勉強する意味が分からないという子に、親ができるサポートは?

勉強する意味が分からないという子に、親ができるサポートは?

息子は中高一貫校に通っていましたが、学校の授業は成績が良い子の理解度を基準に進んでいるせいか「将来に役立つと思えない勉強ばかりで学校に行く意味はない」と主張し不登校になってしまいました。
勉強が全てではないですが、全ての基本でもあると思うので、学ぶことの楽しさ、考えることの楽しさに気づいて欲しいです。
前向きに将来を考えるための親としてできるサポートについて相談したいです。

人生にはさまざまな選択肢があるということを提示してあげつつ、勉強を楽しんでいる人の「モデル」を提示してあげてください。

1. 勉強をMUSTにしない

モチベーションの理論の用語で「内発的モチベーション」と「外発的モチベーション」という言葉があります。

「内発的モチベーション」とは、自分のうちから湧き出てくる「やりたい」という思いのことを言います。たとえば、趣味なんかはこの「内発的モチベーション」に突き動かされて行なっていると言えるでしょう。
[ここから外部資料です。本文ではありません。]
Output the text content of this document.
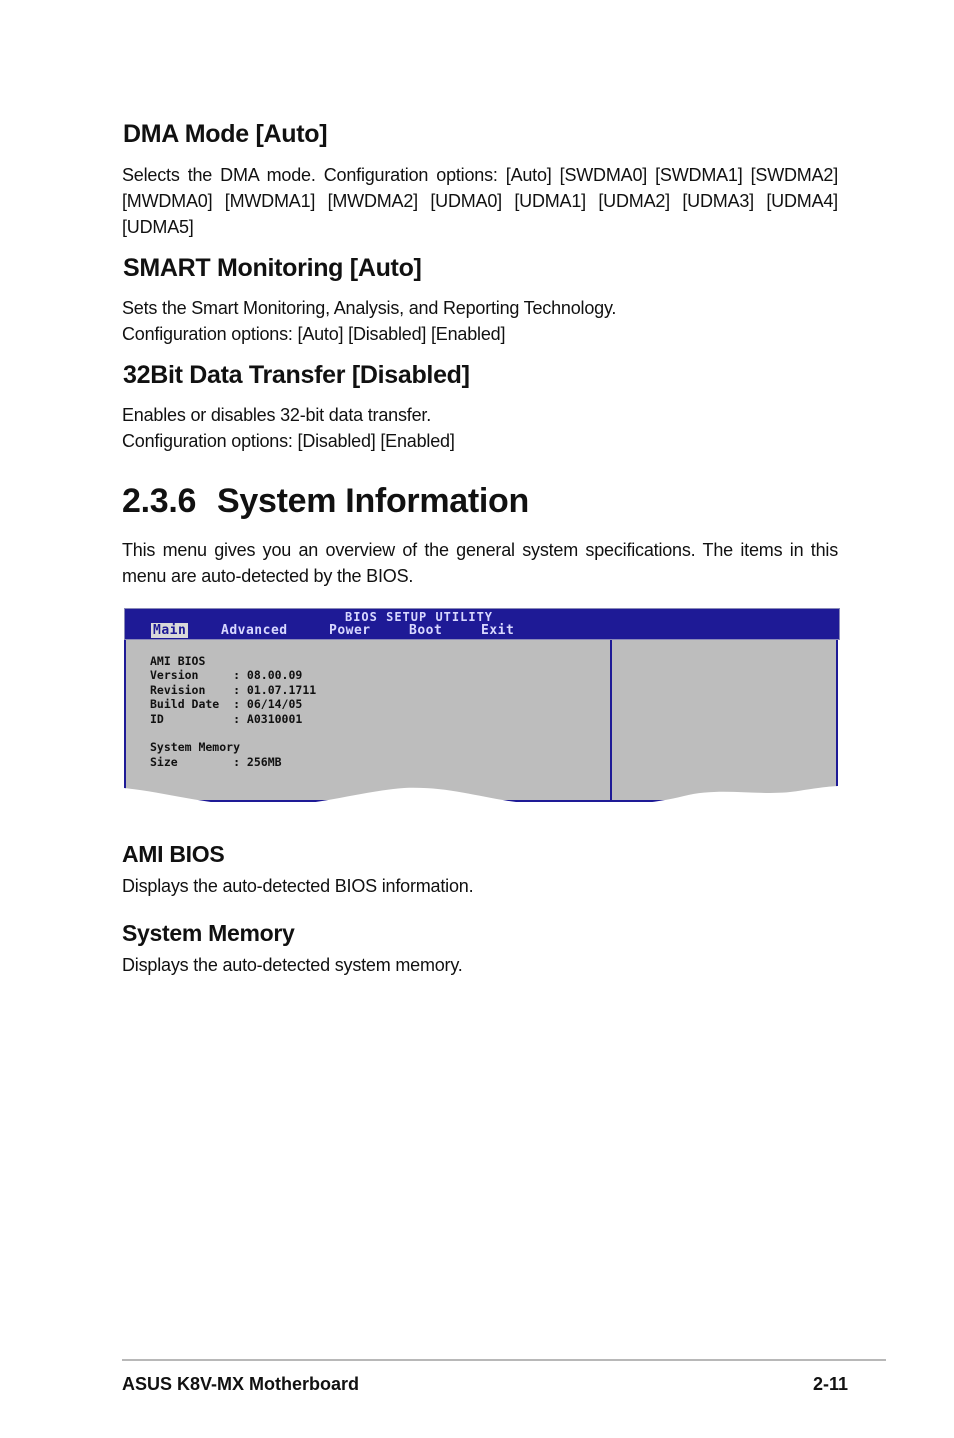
DMA Mode [Auto]

Selects the DMA mode. Configuration options: [Auto] [SWDMA0] [SWDMA1] [SWDMA2] [MWDMA0] [MWDMA1] [MWDMA2] [UDMA0] [UDMA1] [UDMA2] [UDMA3] [UDMA4] [UDMA5]

SMART Monitoring [Auto]

Sets the Smart Monitoring, Analysis, and Reporting Technology.

Configuration options: [Auto] [Disabled] [Enabled]

32Bit Data Transfer [Disabled]

Enables or disables 32-bit data transfer.

Configuration options: [Disabled] [Enabled]

2.3.6 System Information

This menu gives you an overview of the general system specifications. The items in this menu are auto-detected by the BIOS.

BIOS SETUP UTILITY
Main	Advanced	Power	Boot	Exit
AMI BIOS
Version     : 08.00.09
Revision    : 01.07.1711
Build Date  : 06/14/05
ID          : A0310001

System Memory
Size        : 256MB
AMI BIOS

Displays the auto-detected BIOS information.

System Memory

Displays the auto-detected system memory.

ASUS K8V-MX Motherboard	2-11
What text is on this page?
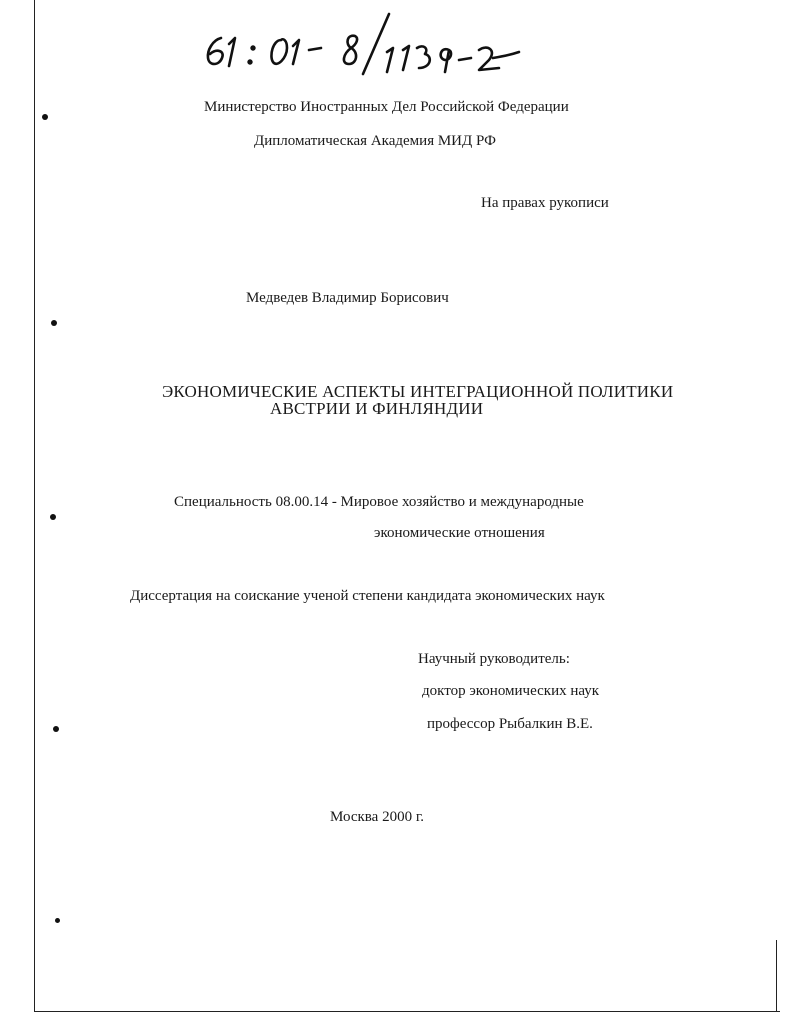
Министерство Иностранных Дел Российской Федерации
Дипломатическая Академия МИД РФ
На правах рукописи
Медведев Владимир Борисович
ЭКОНОМИЧЕСКИЕ АСПЕКТЫ ИНТЕГРАЦИОННОЙ ПОЛИТИКИ
АВСТРИИ И ФИНЛЯНДИИ
Специальность 08.00.14 - Мировое хозяйство и международные
экономические отношения
Диссертация на соискание ученой степени кандидата экономических наук
Научный руководитель:
доктор экономических наук
профессор Рыбалкин В.Е.
Москва 2000 г.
それに対して、「外発的モチベーション」とは、周囲から報酬などを提示されることで、「じゃあがんばろう」と思うことを言います。例を挙げると、「テストで100点を取ったら、お小遣いをあげる」と言われて、試験勉強をがんばることなどは、まさにこの「外発的モチベーション」の例です。

この2つのうち、より長続きするのは「内発的モチベーション」の方です。主体的に勉強を進めていく上でも、やはり「内発的モチベーション」から勉強をするというのが理想的です。

ここで注意しなければならないのは、「外発的モチベーション」を与えられると、「内発的モチベーション」は減退してしまうということです。

つまり、もともと自分でやろうと思っているタイミングで、「勉強しておかないと、後で苦労するよ」「テストでいい点とったら、ゲーム買ってあげるよ」などと言ってしまうと、その子のモチベーションは「内発的モチベーション」から「外発的モチベーション」ヘとシフトしてしまうということです。「外発的モチベーション」は「内発的モチベーション」を侵蝕し、上塗りしてしまうのです。

これはぜひとも避けなければいけません。なので、勉強についていろいろと言って聞かせたくなる気持ちはわかりますが、そこをぐっとこらえることが重要なのです。

2. 親自身が勉強を楽しむ姿を見せる

では、親はなにもかも放任していればいいのでしょうか。親が子にしてやれることはないのでしょうか。

そんなことはありません。

言葉で語るのではなく、背中で語ればいいのです。

子どもは、家での親の姿をよく見ています。親の言行一致について、とても敏感です。

「勉強は大事だ」「読書は大事だ」と言いながら、そういう親自身が家ではテレビやゲームばかりであれば、子どもはその言葉を信用しなくなってしまいます。

逆に、親の読書が趣味だったら、あるいは、仕事とは別に語学や資格の勉強を家でしていたら、子どもはその姿を見て、「勉強って楽しいものなんだ」という印象を受けるはずです。

もっとも、すべての大人が読書好きであるわけではありませんし、休みの日くらい、ゆっくりテレビを見たいと思う方も多いと思います。

でも、その場合であっても、せめて読書や勉強を「楽しもうとする」姿勢だけでも見せてあげることが重要です。

あるいは、ご自身でその姿を見せるのが難しいということであれば、読書好き・勉強好きの知人(大人)を紹介するというのでもいいでしょう。

必要なのは、お子さんの生活圏に「勉強を楽しむ人」のモデルを用意してあげるということです。

3. 勉強が全てではない

ご質問のなかでいただいているお話のオウム返しとなってしまいますが、学校に通うことがすべてではありません。

フリースクールであったり、大学入学資格試験(大検)といった代替手段を取ることが、お子さんにとってベストである可能性も十分にあります。

勉強がMUSTのものとして提示されるからこそ、周囲と自分とを比較して、その劣等感にさいなまれることになります。

人生にはさまざまな選択肢があるということを提示してあげつつ、でも自分の意志で勉強をし、勉強を楽しんでいるモデルを提示してあげることが、お子さんの心理的ハードルを取り除く第一歩となるのではないでしょうか。